Quedé sorprendido por un sofocante pánico que me ascendió por la garganta como un chorro de fuego. Era la primera vez que experimentaba una sensación así aquel año —aquel largo y extraño año— pero no sería la última. Sin embargo, me resulta difícil explicarla, o aun definirla. Tenía algo que ver con el hecho de comprender que era el 11 de agosto de 1978, que el mes siguiente iba a iniciar el ultimo curso de la escuela superior y que, cuando las clases se reanudaran, ello significaría el final de una larga y tranquila fase de mi vida. Estaba preparándome para ser adulto y lo vi por primera vez en medio de aquella luz dorada que se derramaba por la calleja, entre una bolera y un restaurante. Y creo que entonces comprendí que lo que realmente asusta a la gente ante el hecho de ser mayor, es que deja uno de llevar una máscara para pasar a ponerse otra distinta. Si ser niño es aprender a vivir, el ser adulto es aprender a morir.
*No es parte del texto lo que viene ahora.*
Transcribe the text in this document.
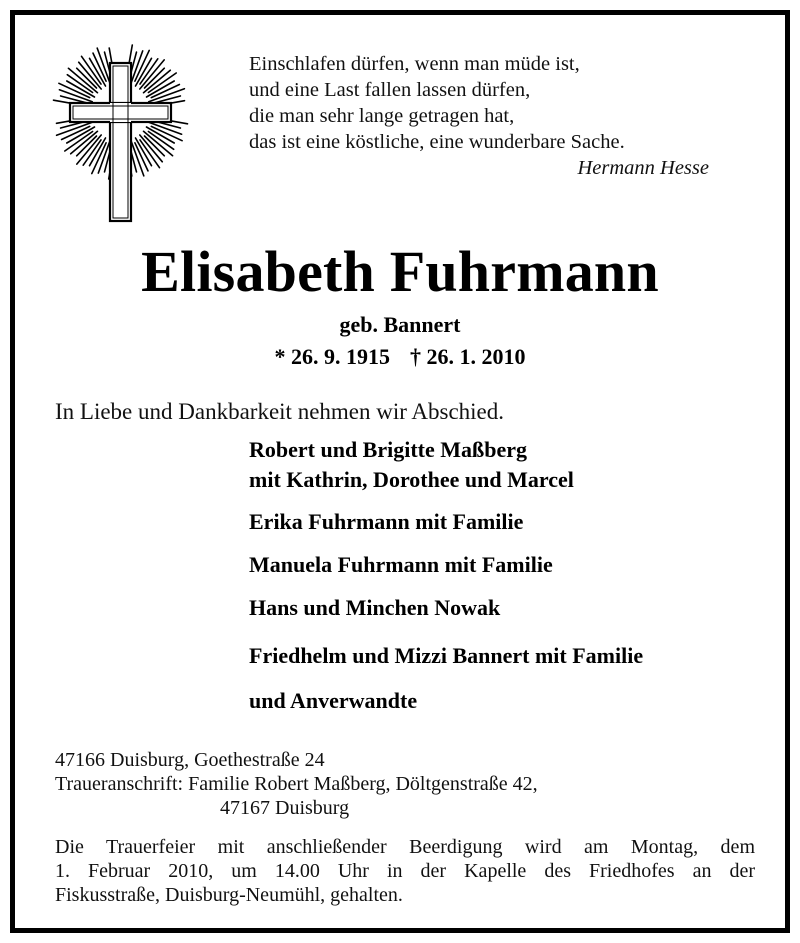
Einschlafen dürfen, wenn man müde ist,
und eine Last fallen lassen dürfen,
die man sehr lange getragen hat,
das ist eine köstliche, eine wunderbare Sache.
Hermann Hesse
Elisabeth Fuhrmann
geb. Bannert
* 26. 9. 1915 † 26. 1. 2010
In Liebe und Dankbarkeit nehmen wir Abschied.
Robert und Brigitte Maßberg
mit Kathrin, Dorothee und Marcel
Erika Fuhrmann mit Familie
Manuela Fuhrmann mit Familie
Hans und Minchen Nowak
Friedhelm und Mizzi Bannert mit Familie
und Anverwandte
47166 Duisburg, Goethestraße 24
Traueranschrift: Familie Robert Maßberg, Döltgenstraße 42,
47167 Duisburg
Die Trauerfeier mit anschließender Beerdigung wird am Montag, dem
1. Februar 2010, um 14.00 Uhr in der Kapelle des Friedhofes an der
Fiskusstraße, Duisburg-Neumühl, gehalten.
La sensación pasó, pero me dejó turbado y melancólico. Ninguna de las dos cosas era habitual en mi.

Cuando volví a Basin Drive me estaba sintiendo súbitamente alejado de los problemas de Arnie y tratando de enfrentarme a los míos propios. Pensar en mi paso al estado adulto había suscitado de modo natural ideas gigantescas (al menos, a mí me lo parecían) y un tanto desagradables, como la Universidad y el vivir fuera de casa y tratar de integrarme en el equipo de fútbol americano mientras otros sesenta chicos perfectamente capacitados competían por mi puesto, en vez de ser sólo diez o doce. Así que quizás estéis diciendo: «Estupendo, Dennis, tengo noticias para ti: a mil millones de chinos les importa un bledo que entres en el equipo en tu primer año de Universidad». Bien, cierto. Sólo estoy tratando de decir que esas cosas me parecían entonces reales por primera vez, y verdaderamente aterradoras. A veces, la mente le lleva a uno a viajes de estos: y si uno no quiere ir, le lleva de todos modos.

Ver que el marido de la opulenta dama había llegado a casa y que él y Arnie estaban casi nariz con nariz, aparentemente dispuestos a pegarse en cualquier momento, no hizo nada por aliviar mi estado de ánimo.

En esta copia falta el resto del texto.